WARC::Index::File::CDX - CDX index support for WARC library

SYNOPSIS

  use WARC::Index::File::CDX;

  $index = attach WARC::Index::File::CDX ($cdx_file);

DESCRIPTION

A WARC::Index::File::CDX object represents a CDX index file and provides access to the entries within as WARC::Index::Entry objects, which provide access to the indexed WARC records.

The CDX format is a sequential index format and every search involves a scan over the entire CDX file. This is still useful because CDX files are considerably smaller than the WARC volumes that they index.

The CDX Format

The CDX index format appears to be a simplification of Alexa's DAT format originating at the Internet Archive. The Internet Archive Wayback Machine was originally loaded using the pages collected by the crawler for the Alexa search engine and used Alexa's internal data formats. (This was a very different "Alexa" from the service offered by Amazon as of this writing.) The official list of CDX field codes is described as meaningful for both CDX and DAT files, but some of the codes may only be relevant for the latter.

The CDX index format is a simple line-oriented format similar to an Apache server log, including the use of - as a placeholder for an unknown or irrelevant value. CDX indexes often store only response records. The CDX format is very simple, which is good, because the documentation is very lacking.

A CDX file begins with the single character that will be used as field delimiter throughout the file. This is normally a space, ASCII 2/0 SP, but is not actually required to be so. The field delimiter is followed by the magic string "CDX", a field delimiter, and the list of field codes, using the delimiter to separate the elements, and continuing until the first newline, ASCII 0/10 LF. CDX files always use Unix-style line endings, consisting of a single ASCII 0/10 LF character.

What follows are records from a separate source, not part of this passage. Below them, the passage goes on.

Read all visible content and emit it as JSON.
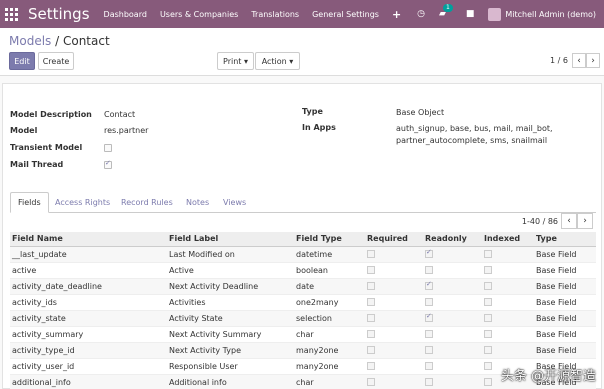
{
  "navbar": {
    "brand": "Settings",
    "menu": [
      "Dashboard",
      "Users & Companies",
      "Translations",
      "General Settings"
    ],
    "plus": "+",
    "chat_badge": "1",
    "user": "Mitchell Admin (demo)"
  },
  "breadcrumb": {
    "parent": "Models",
    "separator": "/",
    "current": "Contact"
  },
  "buttons": {
    "edit": "Edit",
    "create": "Create",
    "print": "Print ▾",
    "action": "Action ▾"
  },
  "pager": {
    "text": "1 / 6",
    "prev": "‹",
    "next": "›"
  },
  "form": {
    "model_description_label": "Model Description",
    "model_description": "Contact",
    "model_label": "Model",
    "model": "res.partner",
    "transient_label": "Transient Model",
    "transient": false,
    "mail_thread_label": "Mail Thread",
    "mail_thread": true,
    "type_label": "Type",
    "type": "Base Object",
    "in_apps_label": "In Apps",
    "in_apps_line1": "auth_signup, base, bus, mail, mail_bot,",
    "in_apps_line2": "partner_autocomplete, sms, snailmail"
  },
  "tabs": [
    "Fields",
    "Access Rights",
    "Record Rules",
    "Notes",
    "Views"
  ],
  "list": {
    "pager": "1-40 / 86",
    "columns": [
      "Field Name",
      "Field Label",
      "Field Type",
      "Required",
      "Readonly",
      "Indexed",
      "Type"
    ],
    "rows": [
      {
        "name": "__last_update",
        "label": "Last Modified on",
        "ftype": "datetime",
        "required": false,
        "readonly": true,
        "indexed": false,
        "type": "Base Field"
      },
      {
        "name": "active",
        "label": "Active",
        "ftype": "boolean",
        "required": false,
        "readonly": false,
        "indexed": false,
        "type": "Base Field"
      },
      {
        "name": "activity_date_deadline",
        "label": "Next Activity Deadline",
        "ftype": "date",
        "required": false,
        "readonly": true,
        "indexed": false,
        "type": "Base Field"
      },
      {
        "name": "activity_ids",
        "label": "Activities",
        "ftype": "one2many",
        "required": false,
        "readonly": false,
        "indexed": false,
        "type": "Base Field"
      },
      {
        "name": "activity_state",
        "label": "Activity State",
        "ftype": "selection",
        "required": false,
        "readonly": true,
        "indexed": false,
        "type": "Base Field"
      },
      {
        "name": "activity_summary",
        "label": "Next Activity Summary",
        "ftype": "char",
        "required": false,
        "readonly": false,
        "indexed": false,
        "type": "Base Field"
      },
      {
        "name": "activity_type_id",
        "label": "Next Activity Type",
        "ftype": "many2one",
        "required": false,
        "readonly": false,
        "indexed": false,
        "type": "Base Field"
      },
      {
        "name": "activity_user_id",
        "label": "Responsible User",
        "ftype": "many2one",
        "required": false,
        "readonly": false,
        "indexed": false,
        "type": "Base Field"
      },
      {
        "name": "additional_info",
        "label": "Additional info",
        "ftype": "char",
        "required": false,
        "readonly": false,
        "indexed": false,
        "type": "Base Field"
      }
    ]
  },
  "watermark": "头条 @开源智造",
  "colors": {
    "navbar": "#875a7b",
    "primary": "#7c7bad"
  }
}
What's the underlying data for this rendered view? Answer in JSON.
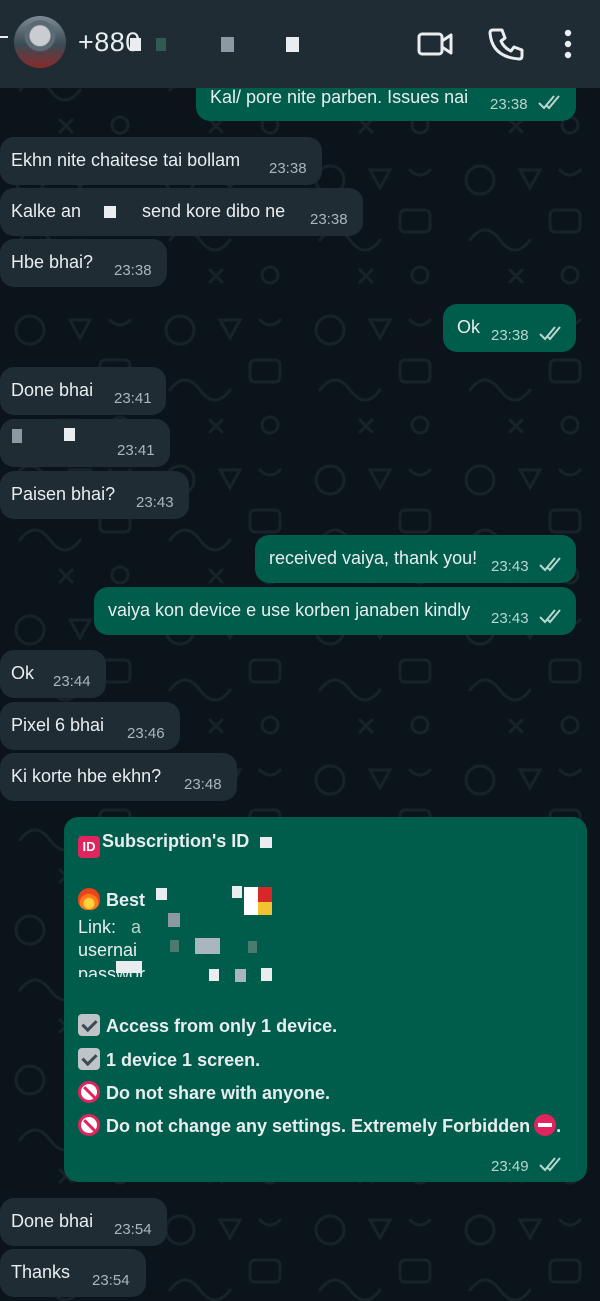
{
  "header": {
    "contact_name": "+880",
    "icons": [
      "back-arrow-icon",
      "video-call-icon",
      "voice-call-icon",
      "more-options-icon"
    ]
  },
  "messages": [
    {
      "dir": "out",
      "text": "Kal/ pore nite parben. Issues nai",
      "time": "23:38",
      "read": true
    },
    {
      "dir": "in",
      "text": "Ekhn nite chaitese tai bollam",
      "time": "23:38"
    },
    {
      "dir": "in",
      "text": "Kalke an",
      "text_b": "send kore dibo ne",
      "time": "23:38"
    },
    {
      "dir": "in",
      "text": "Hbe bhai?",
      "time": "23:38"
    },
    {
      "dir": "out",
      "text": "Ok",
      "time": "23:38",
      "read": true
    },
    {
      "dir": "in",
      "text": "Done bhai",
      "time": "23:41"
    },
    {
      "dir": "in",
      "text": "",
      "time": "23:41"
    },
    {
      "dir": "in",
      "text": "Paisen bhai?",
      "time": "23:43"
    },
    {
      "dir": "out",
      "text": "received vaiya, thank you!",
      "time": "23:43",
      "read": true
    },
    {
      "dir": "out",
      "text": "vaiya kon device e use korben janaben kindly",
      "time": "23:43",
      "read": true
    },
    {
      "dir": "in",
      "text": "Ok",
      "time": "23:44"
    },
    {
      "dir": "in",
      "text": "Pixel 6 bhai",
      "time": "23:46"
    },
    {
      "dir": "in",
      "text": "Ki korte hbe ekhn?",
      "time": "23:48"
    },
    {
      "dir": "in",
      "text": "Done bhai",
      "time": "23:54"
    },
    {
      "dir": "in",
      "text": "Thanks",
      "time": "23:54"
    }
  ],
  "subscription_card": {
    "badge": "ID",
    "title": "Subscription's ID",
    "best_label": "Best",
    "link_label": "Link:",
    "link_value": "a",
    "username_label": "usernai",
    "password_label": "passwor",
    "rules": [
      {
        "icon": "check-box-icon",
        "text": "Access from only 1 device."
      },
      {
        "icon": "check-box-icon",
        "text": "1 device 1 screen."
      },
      {
        "icon": "no-entry-icon",
        "text": "Do not share with anyone."
      },
      {
        "icon": "no-entry-icon",
        "text": "Do not change any settings. Extremely Forbidden",
        "suffix": "."
      }
    ],
    "time": "23:49",
    "read": true
  },
  "colors": {
    "background": "#0b141a",
    "header": "#1f2c34",
    "incoming_bubble": "#1f2c34",
    "outgoing_bubble": "#005c4b",
    "read_ticks": "#b8d6cf"
  }
}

In practice, the CDX field delimiter probably must be chosen from 7-bit ASCII, and some implementations incorrectly assume that the delimiter is always ASCII horizontal whitespace.

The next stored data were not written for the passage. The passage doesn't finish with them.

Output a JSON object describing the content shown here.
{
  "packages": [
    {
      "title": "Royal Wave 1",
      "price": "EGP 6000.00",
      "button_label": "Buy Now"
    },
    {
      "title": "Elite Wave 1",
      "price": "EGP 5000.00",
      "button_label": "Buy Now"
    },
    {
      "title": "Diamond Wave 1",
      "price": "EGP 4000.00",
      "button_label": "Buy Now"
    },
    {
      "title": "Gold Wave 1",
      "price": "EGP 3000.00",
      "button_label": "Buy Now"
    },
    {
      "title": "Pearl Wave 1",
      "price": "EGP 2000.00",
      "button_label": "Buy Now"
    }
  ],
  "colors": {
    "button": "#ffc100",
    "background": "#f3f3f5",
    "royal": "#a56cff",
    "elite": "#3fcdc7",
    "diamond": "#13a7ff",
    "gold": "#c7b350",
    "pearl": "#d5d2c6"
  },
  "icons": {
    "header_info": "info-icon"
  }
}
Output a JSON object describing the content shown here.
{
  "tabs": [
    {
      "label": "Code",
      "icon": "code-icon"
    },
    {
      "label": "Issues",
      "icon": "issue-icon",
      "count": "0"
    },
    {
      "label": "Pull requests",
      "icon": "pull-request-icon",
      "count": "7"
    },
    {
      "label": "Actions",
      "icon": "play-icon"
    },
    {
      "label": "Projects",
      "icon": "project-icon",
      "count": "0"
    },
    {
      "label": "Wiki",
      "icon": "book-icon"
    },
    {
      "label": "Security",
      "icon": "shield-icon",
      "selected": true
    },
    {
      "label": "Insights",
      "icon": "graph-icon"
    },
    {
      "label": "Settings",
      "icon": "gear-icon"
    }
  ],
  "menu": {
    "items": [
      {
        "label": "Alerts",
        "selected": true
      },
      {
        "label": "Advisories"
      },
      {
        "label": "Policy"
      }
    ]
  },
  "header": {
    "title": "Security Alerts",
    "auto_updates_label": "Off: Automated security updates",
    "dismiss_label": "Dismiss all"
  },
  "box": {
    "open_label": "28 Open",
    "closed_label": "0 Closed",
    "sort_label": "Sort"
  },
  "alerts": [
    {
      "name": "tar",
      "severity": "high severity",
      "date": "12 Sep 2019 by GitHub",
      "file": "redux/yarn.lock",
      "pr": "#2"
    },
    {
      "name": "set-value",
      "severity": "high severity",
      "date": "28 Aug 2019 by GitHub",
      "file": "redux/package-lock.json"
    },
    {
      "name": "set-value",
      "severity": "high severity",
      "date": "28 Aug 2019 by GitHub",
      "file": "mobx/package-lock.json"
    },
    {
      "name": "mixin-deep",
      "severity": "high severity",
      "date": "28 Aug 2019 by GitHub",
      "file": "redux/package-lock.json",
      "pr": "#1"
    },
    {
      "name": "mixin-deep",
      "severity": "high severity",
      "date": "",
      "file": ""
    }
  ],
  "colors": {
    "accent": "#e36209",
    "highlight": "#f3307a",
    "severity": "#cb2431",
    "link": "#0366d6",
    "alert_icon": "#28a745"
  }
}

This library supports the following CDX field codes, with each item in the list showing the level of support, the field code letter, the description of the field, a fat comma, and the key(s) derived in this implementation from the field value. The level of support is indicated with "[RW]" for fields both read and written, "[ W]" for fields supported when building an index but not used when reading an entry, and "[R ]" for fields used when reading an entry but not produced by this implementation.

[RW] a "original url" => url

The URL that was used in the request that produced this response.

The url_prefix search key matches a prefix of this value.

This value is copied from the WARC-Target-URI header and is written as "-" if the record does not have that header.

[RW] b "date" => time

A timestamp for this record, stored as the 14 digits from the text form of a WARC::Date without the associated marker characters, i.e. YYYYmmddHHMMSS instead of YYYY-mm-ddTHH:MM:SSZ.

[RW] g "file name"

The name of the WARC volume containing this record. This value is assumed to be relative to the directory containing the CDX file and to always be a Unix-style filename, regardless of the local file name conventions.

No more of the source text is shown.